Luca ballte seine Fäuste und verwarf den Gedanken sofort wieder. Viel zu sehr liebte Luca sein Leben, als dass er es sich selbst nehmen könnte.

Vorsichtig kämpfte er sich auf seine Beine und stütze sich krampfhaft an der Lehne des Sofas ab. Seine Beine zitterten, als er einen Schritt nach vorne machte.

»Eins.«

Unwohl schluckte Luca und schaute zu der Tür, die ins Badezimmer führte.

»Zwei, drei.«

Er musste die Lehne des Sofas loslassen und schwankte mehr weiter, als dass er wirklich Schritte machte. Dann sackte er auf seine Knie. Er versuchte sich gar nicht erst wieder auf die Beine zu kämpfen, stattdessen krabbelte er Richtung Badezimmer und fragte sich, wie die Schritte beim Krabbeln gezählt werden würden.

***


Fasziniert starrte Raven die Zahlen des Counters an. Er hatte drei Schritte gemacht. Gerade noch rechtzeitig, keine zehn Minuten später und sie hätte ihm einen Stromstoß verpassen müssen. Erleichtert seufzte sie und ließ sich entspannt in ihre Kissen fallen. Die letzten zwei Stunden hatte sie nur angespannt auf die Anzeige gestarrt. Es kam ihr so unwirklich vor, dass sie sein Leben in den Händen hielt. Und er wusste noch nicht einmal, dass er überwacht wurde. Er wusste nicht, dass er Stromstöße bekommen würde, wenn er sich nicht mehr bewegen würde.

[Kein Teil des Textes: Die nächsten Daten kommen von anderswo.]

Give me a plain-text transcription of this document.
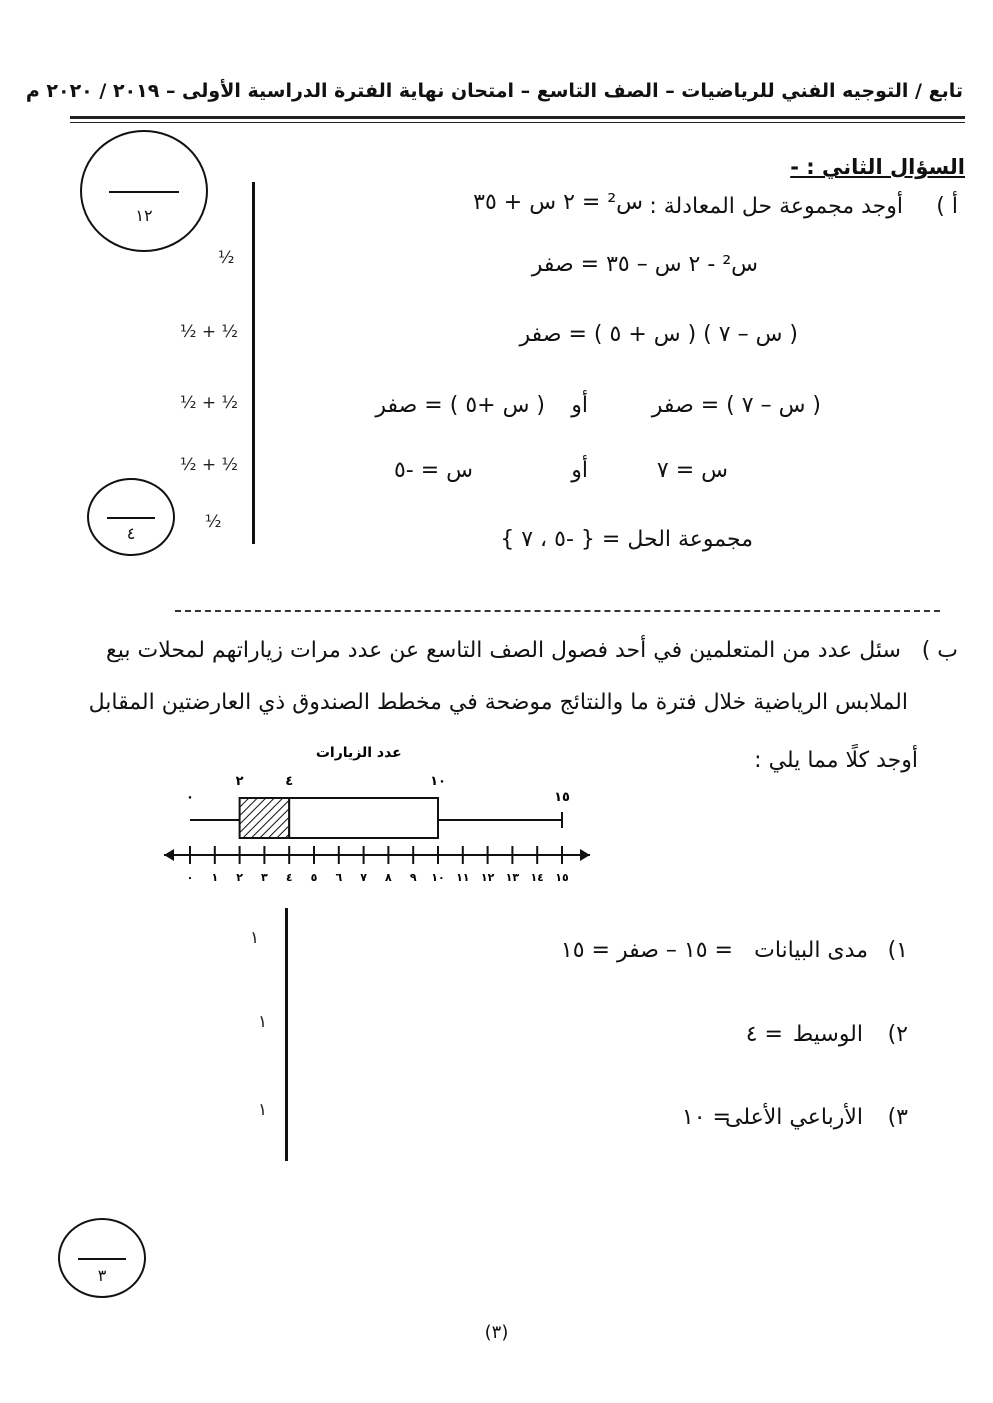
تابع / التوجيه الفني للرياضيات – الصف التاسع – امتحان نهاية الفترة الدراسية الأولى – ٢٠١٩ / ٢٠٢٠ م
١٢
٤
٣
السؤال الثاني : -
أ )
أوجد مجموعة حل المعادلة :
س² = ٢ س + ٣٥
س² - ٢ س – ٣٥ = صفر
( س – ٧ ) ( س + ٥ ) = صفر
( س – ٧ ) = صفر
أو
( س +٥ ) = صفر
س = ٧
أو
س = -٥
مجموعة الحل = { -٥ ، ٧ }
½
½ + ½
½ + ½
½ + ½
½
ب )
سئل عدد من المتعلمين في أحد فصول الصف التاسع عن عدد مرات زياراتهم لمحلات بيع
الملابس الرياضية خلال فترة ما والنتائج موضحة في مخطط الصندوق ذي العارضتين المقابل
أوجد كلًا مما يلي :
عدد الزيارات
٠
٢	٤	١٠
١٥
٠ ١ ٢ ٣ ٤ ٥ ٦ ٧ ٨ ٩ ١٠ ١١ ١٢ ١٣ ١٤ ١٥
١)
مدى البيانات
= ١٥ – صفر = ١٥
٢)
الوسيط
= ٤
٣)
الأرباعي الأعلى
= ١٠
١
١
١
(٣)
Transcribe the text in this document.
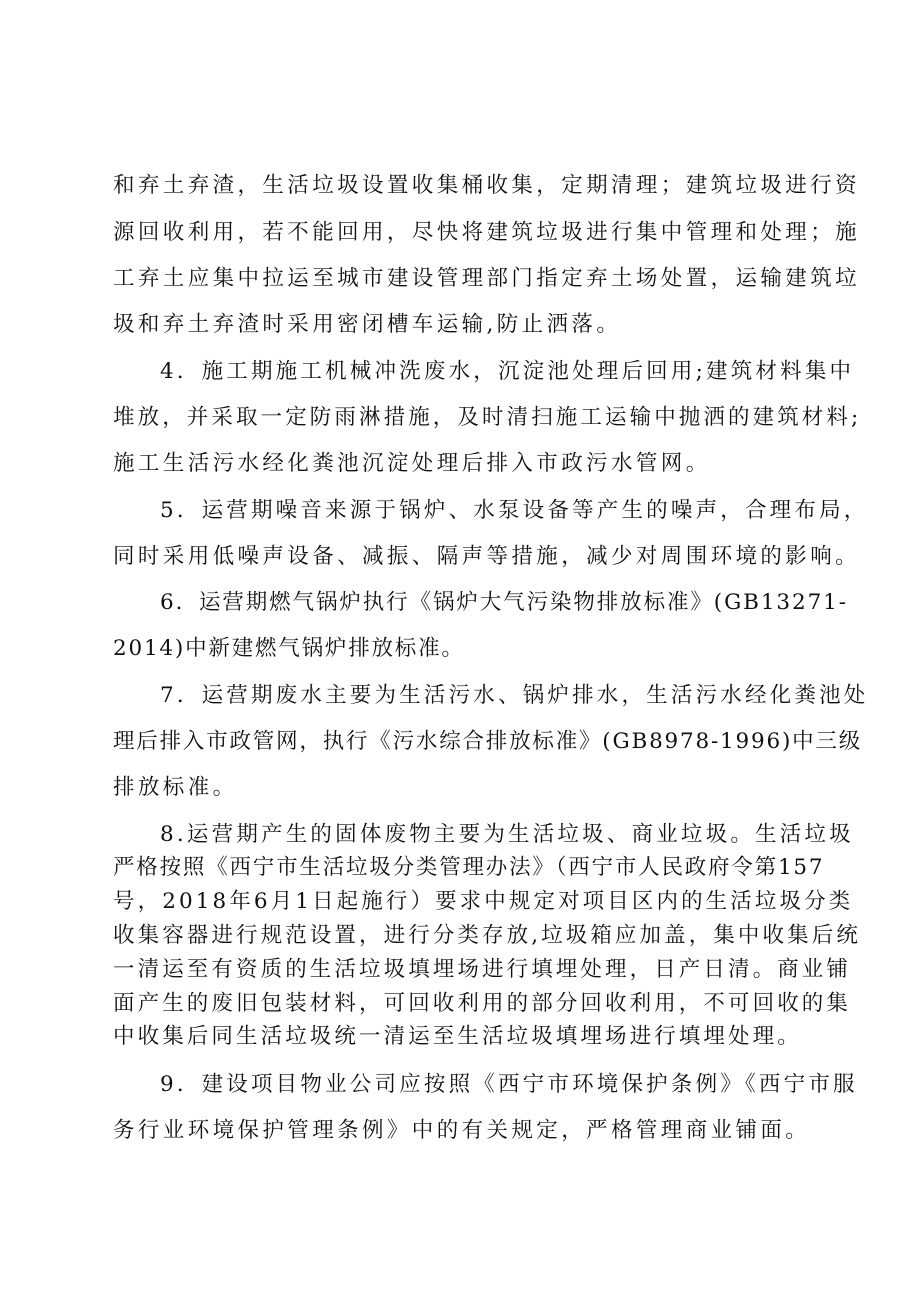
和弃土弃渣，生活垃圾设置收集桶收集，定期清理；建筑垃圾进行资

源回收利用，若不能回用，尽快将建筑垃圾进行集中管理和处理；施

工弃土应集中拉运至城市建设管理部门指定弃土场处置，运输建筑垃

圾和弃土弃渣时采用密闭槽车运输,防止洒落。

4．施工期施工机械冲洗废水，沉淀池处理后回用;建筑材料集中

堆放，并采取一定防雨淋措施，及时清扫施工运输中抛洒的建筑材料;

施工生活污水经化粪池沉淀处理后排入市政污水管网。

5．运营期噪音来源于锅炉、水泵设备等产生的噪声，合理布局，

同时采用低噪声设备、减振、隔声等措施，减少对周围环境的影响。

6．运营期燃气锅炉执行《锅炉大气污染物排放标准》(GB13271-

2014)中新建燃气锅炉排放标准。

7．运营期废水主要为生活污水、锅炉排水，生活污水经化粪池处

理后排入市政管网，执行《污水综合排放标准》(GB8978-1996)中三级

排放标准。

8.运营期产生的固体废物主要为生活垃圾、商业垃圾。生活垃圾

严格按照《西宁市生活垃圾分类管理办法》（西宁市人民政府令第157

号，2018年6月1日起施行）要求中规定对项目区内的生活垃圾分类

收集容器进行规范设置，进行分类存放,垃圾箱应加盖，集中收集后统

一清运至有资质的生活垃圾填埋场进行填埋处理，日产日清。商业铺

面产生的废旧包装材料，可回收利用的部分回收利用，不可回收的集

中收集后同生活垃圾统一清运至生活垃圾填埋场进行填埋处理。

9．建设项目物业公司应按照《西宁市环境保护条例》《西宁市服

务行业环境保护管理条例》中的有关规定，严格管理商业铺面。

Wahrscheinlich würde er versuchen sich so wenig wie möglich zu bewegen, aber sie würde ihm diese Hoffnung nehmen müssen.

Sobald sie einmal das Tablet verwenden würde, hätte er bestimmt noch mehr Angst.

Raven schloss schluchzend ihre Augen und schob das Tablet weit von sich. Heute wollte sie nicht mehr daran denken.